As Douglas & Skeem differentiated between the Dynamic and Static factors (2005), it is possible to realize that the static factors often are demographic, such as gender, age, socioeconomic background, even race. Creating predictions using this kind of information can either mean that we believe a priori that biologically they play a role in violence (or other ill behaviours), which means that races and genders can be ordered from good to bad, or that we fall into the fallacy of explaining instead of predicting violence (Shmueli, 2010).

Conclusion #

Prediction is always prone to false-positives and false-negatives. Care is needed to treat results of all predictive tools for what they are: numbers that have been somehow calculated, always carrying a risk of error. But, as such, they have their use.

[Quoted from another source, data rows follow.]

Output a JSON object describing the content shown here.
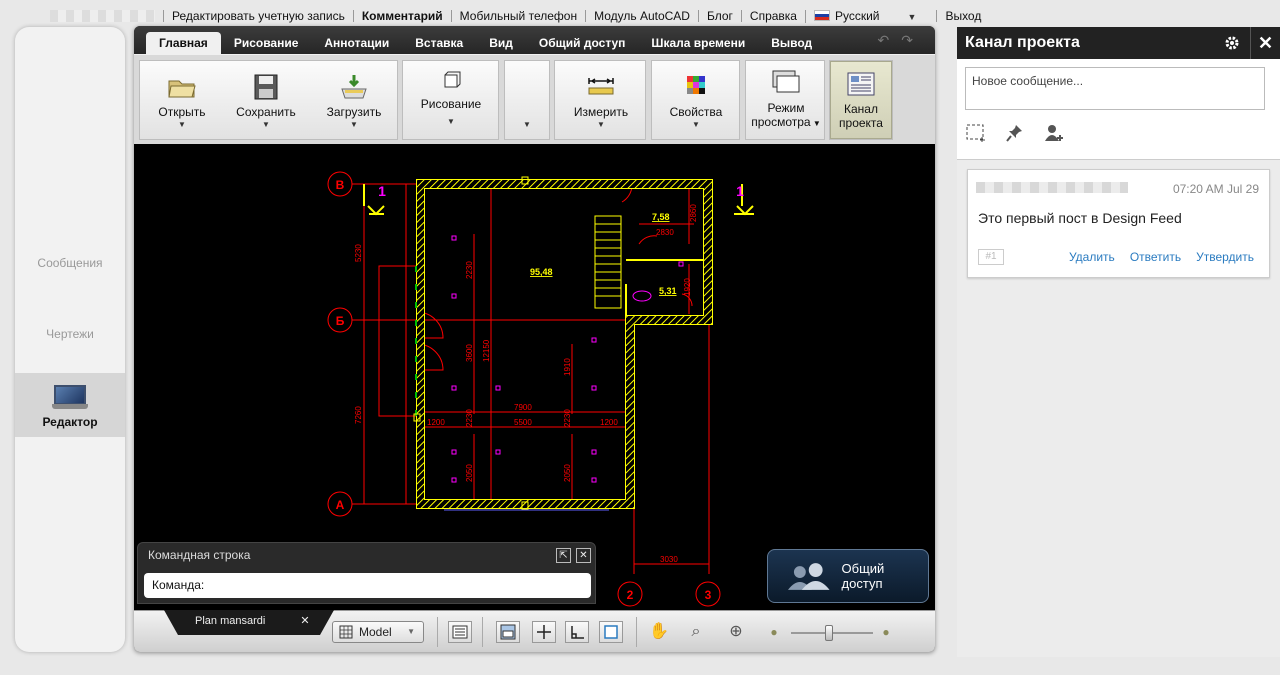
{
  "topbar": {
    "links": [
      "Редактировать учетную запись",
      "Комментарий",
      "Мобильный телефон",
      "Модуль AutoCAD",
      "Блог",
      "Справка"
    ],
    "language": "Русский",
    "logout": "Выход"
  },
  "sidebar": {
    "items": [
      {
        "label": "Сообщения"
      },
      {
        "label": "Чертежи"
      },
      {
        "label": "Редактор"
      }
    ]
  },
  "ribbon": {
    "tabs": [
      "Главная",
      "Рисование",
      "Аннотации",
      "Вставка",
      "Вид",
      "Общий доступ",
      "Шкала времени",
      "Вывод"
    ],
    "buttons": {
      "open": "Открыть",
      "save": "Сохранить",
      "upload": "Загрузить",
      "draw": "Рисование",
      "measure": "Измерить",
      "properties": "Свойства",
      "view_mode_1": "Режим",
      "view_mode_2": "просмотра",
      "feed_1": "Канал",
      "feed_2": "проекта"
    }
  },
  "drawing": {
    "axes": [
      "В",
      "Б",
      "А",
      "2",
      "3"
    ],
    "section": "1",
    "dims": [
      "5230",
      "7260",
      "2230",
      "3600",
      "12150",
      "2230",
      "2050",
      "1910",
      "2230",
      "2050",
      "7900",
      "5500",
      "1200",
      "1200",
      "2830",
      "2860",
      "1920",
      "3030"
    ],
    "areas": [
      "95,48",
      "7,58",
      "5,31"
    ]
  },
  "command": {
    "title": "Командная строка",
    "prompt": "Команда:"
  },
  "share_button": "Общий доступ",
  "bottombar": {
    "sheet": "Plan mansardi",
    "model": "Model"
  },
  "feed": {
    "title": "Канал проекта",
    "placeholder": "Новое сообщение...",
    "post": {
      "time": "07:20 AM Jul 29",
      "text": "Это первый пост в Design Feed",
      "tag": "#1",
      "actions": [
        "Удалить",
        "Ответить",
        "Утвердить"
      ]
    }
  },
  "colors": {
    "wall": "#ffff00",
    "dim": "#ff0000",
    "link": "#2a7bc0"
  }
}
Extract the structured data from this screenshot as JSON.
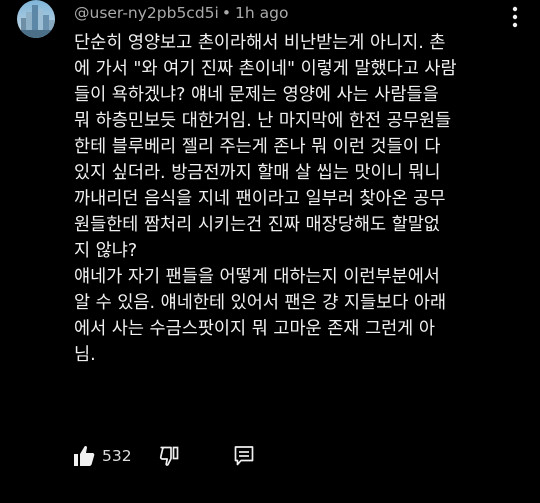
{
  "comment": {
    "author": "@user-ny2pb5cd5i",
    "separator": "•",
    "time": "1h ago",
    "text_lines": [
      "단순히 영양보고 촌이라해서 비난받는게 아니지. 촌",
      "에 가서 \"와 여기 진짜 촌이네\" 이렇게 말했다고 사람",
      "들이 욕하겠냐? 얘네 문제는 영양에 사는 사람들을",
      "뭐 하층민보듯 대한거임. 난 마지막에 한전 공무원들",
      "한테 블루베리 젤리 주는게 존나 뭐 이런 것들이 다",
      "있지 싶더라. 방금전까지 할매 살 씹는 맛이니 뭐니",
      "까내리던 음식을 지네 팬이라고 일부러 찾아온 공무",
      "원들한테 짬처리 시키는건 진짜 매장당해도 할말없",
      "지 않냐?",
      "얘네가 자기 팬들을 어떻게 대하는지 이런부분에서",
      "알 수 있음. 얘네한테 있어서 팬은 걍 지들보다 아래",
      "에서 사는 수금스팟이지 뭐 고마운 존재 그런게  아",
      "님."
    ],
    "like_count": "532"
  },
  "icons": {
    "avatar": "city-skyline-avatar",
    "menu": "more-vert-icon",
    "like": "thumbs-up-filled-icon",
    "dislike": "thumbs-down-outline-icon",
    "reply": "comment-reply-icon"
  },
  "colors": {
    "background": "#000000",
    "text": "#f1f1f1",
    "meta": "#aaaaaa"
  }
}
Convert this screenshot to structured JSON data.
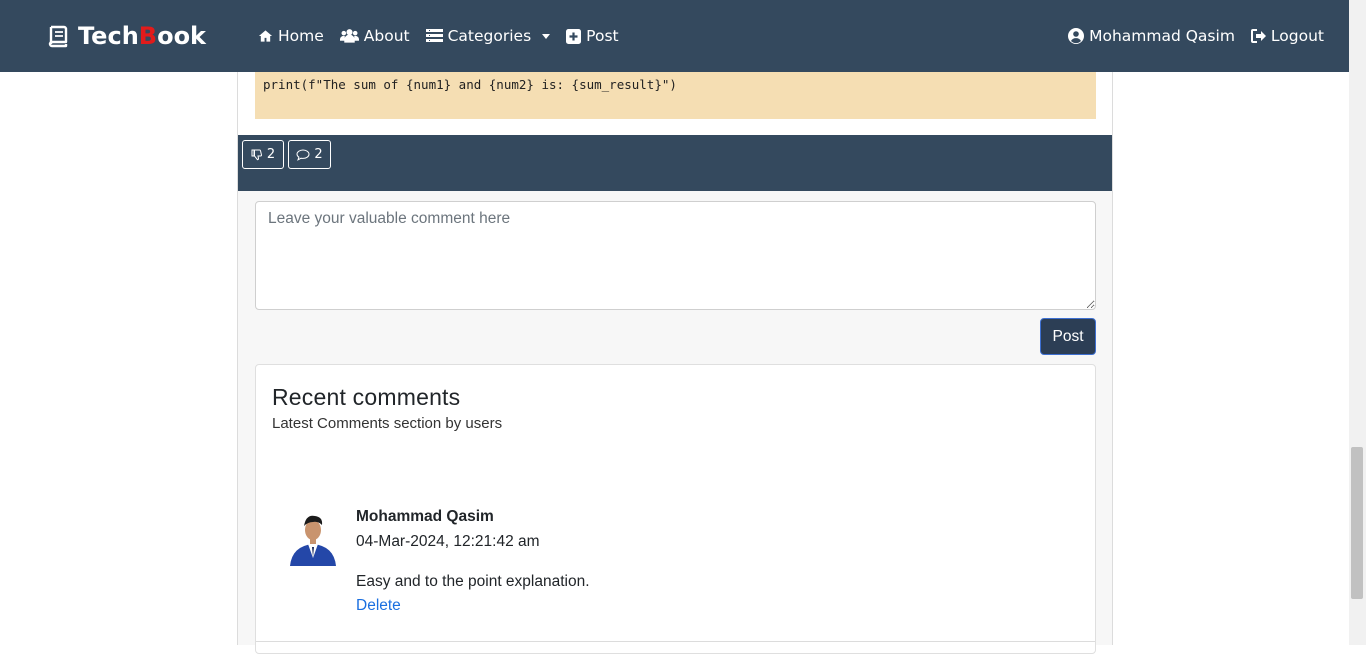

Also, using explanations to predict the future of an individual can be vastly problematic by itself. Probably the best example about it in the literature is the below extract, by the work of Poldrack et al. (2018, p 5):

The United States Supreme Court recently overturned a death penalty because an expert witness had testified that race was “know[n] to predict future dangerousness.” The Court stated that the case “is a disturbing departure from a basic premise of our criminal justice system: Our law punishes people for what they do, not who they are” (Buck v. Davis, 137 S. Ct. 759, 2017).

References #

Athanassiou, M., Dumais, A., Tikasz, A., Lipp, O., Dubreucq, J.-L., & Potvin, S. (2022). Increased cingulo-orbital connectivity is associated with violent behaviours in schizophrenia. Journal of Psychiatric Research, 147, 183–189. https://doi.org/10.1016/j.jpsychires.2022.01.001

Bo, S., Abu-Akel, A., Kongerslev, M., Haahr, U. H., & Simonsen, E. (2011). Risk factors for violence among patients with schizophrenia. Clinical Psychology Review, 31(5), 711–726. https://doi.org/10.1016/j.cpr.2011.03.002

Buck v. Davis, 137 S. Ct. 759 | Casetext Search + Citator. (n.d.). Retrieved January 10, 2025, from https://casetext.com/case/buck-v-davis

Douglas, K. S., & Skeem, J. L. (2005). Violence risk assessment: Getting specific about being dynamic. Psychology, Public Policy, and Law, 11(3), 347–383. https://doi.org/10.1037/1076-8971.11.3.347

Large, M. M., Ryan, C. J., Singh, S. P., Paton, M. B., & Nielssen, O. B. (2011). The Predictive Value of Risk Categorization in Schizophrenia. Harvard Review of Psychiatry, 19(1), 25–33. https://doi.org/10.3109/10673229.2011.549770

Michel, StevenF., Riaz, M., Webster, C., Hart, StephenD., Levander, S., Müller-Isberner, R., Tiihonen, J., Repo-Tiihonen, E., Tuninger, E., & Hodgins, S. (2013). Using the HCR-20 to Predict Aggressive Behavior among Men with Schizophrenia Living in the Community: Accuracy of Prediction, General and Forensic Settings, and Dynamic Risk Factors. International Journal of Forensic Mental Health, 12(1), 1–13. https://doi.org/10.1080/14999013.2012.760182

Poldrack, R. A., Monahan, J., Imrey, P. B., Reyna, V., Raichle, M. E., Faigman, D., & Buckholtz, J. W. (2018). Predicting Violent Behavior: What Can Neuroscience Add? Trends in Cognitive Sciences, 22(2), 111–123. https://doi.org/10.1016/j.tics.2017.11.003

Shmueli, G. (2010). To Explain or to Predict? Statistical Science, 25(3), 289–310. https://doi.org/10.1214/10-STS330

Singh, J. P., Serper, M., Reinharth, J., & Fazel, S. (2011). Structured Assessment of Violence Risk in Schizophrenia and Other Psychiatric Disorders: A Systematic Review of the Validity, Reliability, and Item Content of 10 Available Instruments. Schizophrenia Bulletin, 37(5), 899–912. https://doi.org/10.1093/schbul/sbr093

Spielberg, S. (Director). (2002, June 21). Minority Report [Action, Crime, Mystery]. Twentieth Century Fox, Dreamworks Pictures, Cruise/Wagner Productions.